1. What is the objective, why are you doing it? Other than just doing it one must be careful about the classic ambiguity of expectations. You may expect A and the student Z. It results in disaffection. Trust me, it always does. Do the students just want to "learn" and if so what do they expect in obtaining the certificate. Then also how does one know who really took the exams. The certificate may go to someone who never read the book. Then why give  certificate. If it is for self learning then let it be to the self alone.

2. Why are you doing it? Why is an institution doing this? Just to follow others? That is a bad idea. It means that you end up justifying it on the fly. Are you being charitable, nice but with costs rising exponentially then you may be shortchanging the students who pay, or their parents, and the alumni who donate.

3. Equity is at play. The students who pay, get vetted, attend class, and pass are clearly better than the "someone" who gets a certificate.
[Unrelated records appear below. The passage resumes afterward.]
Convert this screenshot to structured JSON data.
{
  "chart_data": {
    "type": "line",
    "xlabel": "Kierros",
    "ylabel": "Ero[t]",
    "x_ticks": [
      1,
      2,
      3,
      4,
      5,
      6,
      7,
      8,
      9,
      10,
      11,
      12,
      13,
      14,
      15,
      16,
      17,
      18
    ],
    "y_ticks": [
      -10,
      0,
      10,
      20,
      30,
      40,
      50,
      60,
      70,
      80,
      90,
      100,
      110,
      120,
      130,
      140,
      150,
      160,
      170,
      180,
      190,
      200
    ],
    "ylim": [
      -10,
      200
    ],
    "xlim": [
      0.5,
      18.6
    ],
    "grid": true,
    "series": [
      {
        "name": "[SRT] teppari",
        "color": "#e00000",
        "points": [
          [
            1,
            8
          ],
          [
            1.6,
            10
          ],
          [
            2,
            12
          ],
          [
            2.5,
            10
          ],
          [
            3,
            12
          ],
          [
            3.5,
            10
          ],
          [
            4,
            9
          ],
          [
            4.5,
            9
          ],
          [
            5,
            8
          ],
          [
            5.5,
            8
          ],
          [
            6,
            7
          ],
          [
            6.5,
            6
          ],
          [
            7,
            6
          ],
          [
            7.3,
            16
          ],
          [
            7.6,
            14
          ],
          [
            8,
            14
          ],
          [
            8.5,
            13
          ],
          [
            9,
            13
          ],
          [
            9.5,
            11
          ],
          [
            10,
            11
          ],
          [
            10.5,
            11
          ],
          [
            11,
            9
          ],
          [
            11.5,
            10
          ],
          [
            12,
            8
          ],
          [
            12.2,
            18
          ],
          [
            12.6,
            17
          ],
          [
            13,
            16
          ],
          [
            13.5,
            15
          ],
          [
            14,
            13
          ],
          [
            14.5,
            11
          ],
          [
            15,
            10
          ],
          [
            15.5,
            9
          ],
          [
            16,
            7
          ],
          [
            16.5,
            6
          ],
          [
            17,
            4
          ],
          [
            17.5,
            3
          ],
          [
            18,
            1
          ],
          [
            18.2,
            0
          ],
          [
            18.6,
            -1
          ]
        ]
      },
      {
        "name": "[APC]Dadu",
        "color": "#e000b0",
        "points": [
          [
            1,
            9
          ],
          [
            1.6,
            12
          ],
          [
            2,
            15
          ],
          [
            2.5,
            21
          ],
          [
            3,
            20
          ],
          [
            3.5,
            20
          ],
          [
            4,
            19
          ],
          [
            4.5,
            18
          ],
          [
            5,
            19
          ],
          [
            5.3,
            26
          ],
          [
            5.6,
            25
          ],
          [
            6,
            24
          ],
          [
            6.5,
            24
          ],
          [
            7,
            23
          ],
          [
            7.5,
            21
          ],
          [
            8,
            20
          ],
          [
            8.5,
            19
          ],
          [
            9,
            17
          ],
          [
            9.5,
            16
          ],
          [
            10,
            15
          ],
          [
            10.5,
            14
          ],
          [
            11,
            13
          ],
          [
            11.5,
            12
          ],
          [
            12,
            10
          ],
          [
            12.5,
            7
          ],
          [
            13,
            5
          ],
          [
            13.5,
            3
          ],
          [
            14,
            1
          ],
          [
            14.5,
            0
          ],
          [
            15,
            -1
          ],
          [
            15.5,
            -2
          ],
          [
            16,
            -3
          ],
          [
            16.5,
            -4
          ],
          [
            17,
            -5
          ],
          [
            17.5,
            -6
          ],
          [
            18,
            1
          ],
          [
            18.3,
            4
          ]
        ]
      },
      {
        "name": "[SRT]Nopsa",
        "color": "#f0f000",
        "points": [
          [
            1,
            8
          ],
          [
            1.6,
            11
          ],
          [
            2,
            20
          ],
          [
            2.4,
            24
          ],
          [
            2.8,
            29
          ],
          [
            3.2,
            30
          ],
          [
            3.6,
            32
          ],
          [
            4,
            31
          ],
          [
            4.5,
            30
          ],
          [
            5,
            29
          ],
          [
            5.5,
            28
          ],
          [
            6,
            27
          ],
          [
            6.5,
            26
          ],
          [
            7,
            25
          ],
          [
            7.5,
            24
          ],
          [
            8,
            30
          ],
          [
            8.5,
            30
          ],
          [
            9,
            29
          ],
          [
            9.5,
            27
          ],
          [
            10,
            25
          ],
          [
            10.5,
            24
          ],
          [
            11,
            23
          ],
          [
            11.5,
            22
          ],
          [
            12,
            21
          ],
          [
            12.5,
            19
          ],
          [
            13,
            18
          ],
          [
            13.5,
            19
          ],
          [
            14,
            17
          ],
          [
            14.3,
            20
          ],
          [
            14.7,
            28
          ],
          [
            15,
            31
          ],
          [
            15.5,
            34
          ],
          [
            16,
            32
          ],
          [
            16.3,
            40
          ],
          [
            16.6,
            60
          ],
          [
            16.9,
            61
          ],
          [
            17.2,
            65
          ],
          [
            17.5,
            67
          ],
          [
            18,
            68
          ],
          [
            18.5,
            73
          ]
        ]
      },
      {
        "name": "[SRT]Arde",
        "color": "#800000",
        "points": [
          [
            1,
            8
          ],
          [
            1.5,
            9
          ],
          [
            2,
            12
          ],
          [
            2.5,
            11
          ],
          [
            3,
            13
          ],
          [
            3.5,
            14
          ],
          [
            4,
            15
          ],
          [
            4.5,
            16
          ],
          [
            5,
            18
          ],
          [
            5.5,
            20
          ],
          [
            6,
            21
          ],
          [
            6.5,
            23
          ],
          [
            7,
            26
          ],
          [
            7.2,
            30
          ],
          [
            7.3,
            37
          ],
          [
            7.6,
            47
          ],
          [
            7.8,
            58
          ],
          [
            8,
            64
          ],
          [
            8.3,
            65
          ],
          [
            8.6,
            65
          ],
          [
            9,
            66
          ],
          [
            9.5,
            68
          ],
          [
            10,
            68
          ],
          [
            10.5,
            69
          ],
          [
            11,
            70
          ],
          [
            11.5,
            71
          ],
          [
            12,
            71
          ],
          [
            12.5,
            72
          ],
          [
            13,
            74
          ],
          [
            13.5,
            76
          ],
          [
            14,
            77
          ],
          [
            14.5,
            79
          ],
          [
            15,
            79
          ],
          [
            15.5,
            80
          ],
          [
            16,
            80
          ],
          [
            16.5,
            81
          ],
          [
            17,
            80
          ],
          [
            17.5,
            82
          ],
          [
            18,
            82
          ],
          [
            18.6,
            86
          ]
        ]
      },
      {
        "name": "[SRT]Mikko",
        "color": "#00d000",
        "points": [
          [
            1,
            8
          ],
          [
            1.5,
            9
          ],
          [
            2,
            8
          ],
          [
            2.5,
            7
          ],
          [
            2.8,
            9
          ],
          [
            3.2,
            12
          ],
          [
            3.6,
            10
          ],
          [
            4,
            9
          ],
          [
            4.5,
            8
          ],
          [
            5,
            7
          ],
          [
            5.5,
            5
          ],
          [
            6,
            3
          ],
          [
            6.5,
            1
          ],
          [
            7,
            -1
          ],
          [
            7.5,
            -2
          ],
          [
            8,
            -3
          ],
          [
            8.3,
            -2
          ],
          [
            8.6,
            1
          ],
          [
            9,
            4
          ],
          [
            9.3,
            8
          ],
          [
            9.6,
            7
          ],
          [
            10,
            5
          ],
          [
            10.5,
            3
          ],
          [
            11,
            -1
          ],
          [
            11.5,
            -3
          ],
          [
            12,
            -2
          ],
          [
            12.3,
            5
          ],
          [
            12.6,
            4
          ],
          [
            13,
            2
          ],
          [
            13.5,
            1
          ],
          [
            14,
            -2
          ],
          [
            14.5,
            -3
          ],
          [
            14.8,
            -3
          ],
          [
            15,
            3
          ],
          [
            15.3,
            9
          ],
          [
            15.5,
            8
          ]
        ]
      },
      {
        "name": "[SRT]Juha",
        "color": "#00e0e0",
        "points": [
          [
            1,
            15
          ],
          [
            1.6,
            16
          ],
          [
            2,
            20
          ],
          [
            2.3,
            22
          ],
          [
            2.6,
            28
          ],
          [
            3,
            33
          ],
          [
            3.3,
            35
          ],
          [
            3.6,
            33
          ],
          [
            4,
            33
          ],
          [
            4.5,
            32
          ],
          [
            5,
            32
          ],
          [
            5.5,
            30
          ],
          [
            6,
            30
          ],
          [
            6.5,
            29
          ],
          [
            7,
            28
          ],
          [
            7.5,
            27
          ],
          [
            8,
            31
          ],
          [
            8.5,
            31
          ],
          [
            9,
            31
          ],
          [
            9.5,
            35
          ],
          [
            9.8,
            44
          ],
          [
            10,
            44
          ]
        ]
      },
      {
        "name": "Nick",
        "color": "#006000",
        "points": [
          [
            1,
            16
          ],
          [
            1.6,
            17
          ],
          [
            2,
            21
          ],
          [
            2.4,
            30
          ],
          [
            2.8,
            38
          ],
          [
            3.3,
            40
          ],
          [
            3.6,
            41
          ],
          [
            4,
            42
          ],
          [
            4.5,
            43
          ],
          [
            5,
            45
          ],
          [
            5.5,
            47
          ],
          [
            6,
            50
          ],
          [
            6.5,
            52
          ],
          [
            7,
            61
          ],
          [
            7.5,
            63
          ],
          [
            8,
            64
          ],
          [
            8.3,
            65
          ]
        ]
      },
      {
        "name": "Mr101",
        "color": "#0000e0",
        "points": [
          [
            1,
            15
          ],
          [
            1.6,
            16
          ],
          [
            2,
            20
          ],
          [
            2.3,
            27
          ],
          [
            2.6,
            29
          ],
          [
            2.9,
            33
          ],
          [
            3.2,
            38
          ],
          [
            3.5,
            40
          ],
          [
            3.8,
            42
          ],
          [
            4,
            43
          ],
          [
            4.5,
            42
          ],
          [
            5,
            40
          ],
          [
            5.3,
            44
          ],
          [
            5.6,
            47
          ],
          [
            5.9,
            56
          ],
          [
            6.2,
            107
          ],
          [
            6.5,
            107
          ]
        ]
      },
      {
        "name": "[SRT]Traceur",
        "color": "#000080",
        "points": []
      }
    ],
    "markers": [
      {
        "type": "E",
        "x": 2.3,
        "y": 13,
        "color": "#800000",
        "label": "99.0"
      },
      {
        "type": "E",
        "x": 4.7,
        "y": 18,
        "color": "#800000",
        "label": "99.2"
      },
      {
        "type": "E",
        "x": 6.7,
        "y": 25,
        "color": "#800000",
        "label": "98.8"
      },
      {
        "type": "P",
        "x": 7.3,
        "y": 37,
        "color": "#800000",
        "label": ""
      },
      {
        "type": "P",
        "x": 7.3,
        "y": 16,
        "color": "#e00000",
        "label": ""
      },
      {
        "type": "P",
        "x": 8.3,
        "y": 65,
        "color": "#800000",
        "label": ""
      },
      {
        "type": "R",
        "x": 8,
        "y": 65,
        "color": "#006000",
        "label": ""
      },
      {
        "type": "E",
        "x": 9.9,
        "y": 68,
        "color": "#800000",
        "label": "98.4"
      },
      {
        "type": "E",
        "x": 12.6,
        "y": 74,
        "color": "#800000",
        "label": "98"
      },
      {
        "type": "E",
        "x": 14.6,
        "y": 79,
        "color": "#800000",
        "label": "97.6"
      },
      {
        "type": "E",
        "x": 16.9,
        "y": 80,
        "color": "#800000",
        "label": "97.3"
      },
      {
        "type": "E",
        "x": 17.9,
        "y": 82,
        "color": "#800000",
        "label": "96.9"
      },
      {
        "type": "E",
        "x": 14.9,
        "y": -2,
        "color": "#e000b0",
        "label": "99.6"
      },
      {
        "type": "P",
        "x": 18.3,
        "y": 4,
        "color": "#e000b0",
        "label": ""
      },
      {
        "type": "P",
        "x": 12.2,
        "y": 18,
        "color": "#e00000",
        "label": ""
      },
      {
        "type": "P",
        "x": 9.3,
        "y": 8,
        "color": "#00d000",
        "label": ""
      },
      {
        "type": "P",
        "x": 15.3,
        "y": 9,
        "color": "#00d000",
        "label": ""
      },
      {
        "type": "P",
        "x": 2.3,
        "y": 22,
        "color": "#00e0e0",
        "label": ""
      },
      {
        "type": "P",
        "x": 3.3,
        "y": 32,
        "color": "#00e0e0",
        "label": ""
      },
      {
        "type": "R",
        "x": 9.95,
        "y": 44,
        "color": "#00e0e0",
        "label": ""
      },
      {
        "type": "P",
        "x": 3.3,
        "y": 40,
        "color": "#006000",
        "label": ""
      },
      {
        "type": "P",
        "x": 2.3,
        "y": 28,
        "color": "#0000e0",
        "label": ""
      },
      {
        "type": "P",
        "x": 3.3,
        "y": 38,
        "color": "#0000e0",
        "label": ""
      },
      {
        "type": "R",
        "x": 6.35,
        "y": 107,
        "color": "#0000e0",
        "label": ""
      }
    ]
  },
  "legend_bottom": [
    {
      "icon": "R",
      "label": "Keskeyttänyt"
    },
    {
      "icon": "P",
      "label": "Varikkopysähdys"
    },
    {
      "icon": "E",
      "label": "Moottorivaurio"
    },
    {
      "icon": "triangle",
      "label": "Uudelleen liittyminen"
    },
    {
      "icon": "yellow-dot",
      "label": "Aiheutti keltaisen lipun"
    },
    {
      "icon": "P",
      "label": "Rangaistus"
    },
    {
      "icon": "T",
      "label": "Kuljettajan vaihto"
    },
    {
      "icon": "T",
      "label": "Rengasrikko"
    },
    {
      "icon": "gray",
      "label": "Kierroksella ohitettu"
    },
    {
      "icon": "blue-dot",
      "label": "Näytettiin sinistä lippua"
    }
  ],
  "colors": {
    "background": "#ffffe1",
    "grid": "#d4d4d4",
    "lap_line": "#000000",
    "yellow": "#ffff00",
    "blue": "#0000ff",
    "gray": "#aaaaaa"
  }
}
Now in a NY Times piece on the firing of the President of UVA one reads:

What had the board so worried? In late May, as she prepared to remove Sullivan, Dragas e-mailed a board colleague a link to a Wall Street Journal column, beneath the subject line: “Why we can’t afford to wait.” The article described a joint venture that offers free, open online courses. In the last year, Harvard, Stanford, M.I.T. and other elite schools have moved aggressively into this arena, drawing significant global audiences, if no actual revenue. While many veteran professors roll their eyes at predictions that online learning will transform the structure of universities, to certain segments of the donor community — the Wall Street and Aspen Institute types — higher education looks like another hidebound industry awaiting creative destruction. “If you’re not talking about it,” says Jeffrey Walker, a UVA fund-raiser and a former JPMorgan financier, “what’s wrong with you?” 

Perhaps there  is not only nothing wrong with you but you may be smarter than the rest. After all MIT and Harvard plan to spend $30 million apiece out the gate to start this process. That would be a big chunk of change for UVA with there being no clear reason to do it. Afford to wait ... why not if there are so many empty questions.

There is not a single tangible piece of evidence that this will change the universities. In fact as best I can gather from my MIT colleague many of those who got As were my former students back in the late 60s and early 70s taking the course again as I did. There was no vetting of the students, no idea of their backgrounds, and apparently as best I can gather no post course review of the course takers.

I have had this conversation with many who wanted the same fast movement and after a discussion of the type that any reasonable business person would have they changed their views drastically, and fell into the camp of "why are we doing what?".

Perhaps the same momentum do follow the lemmings was similar to what led to the financial collapse. I always remember my father's comment, prior planning prevents poor performance. So just don't follow the lemmings unless you know why and what the consequences may be. The President was apparently quite prudent.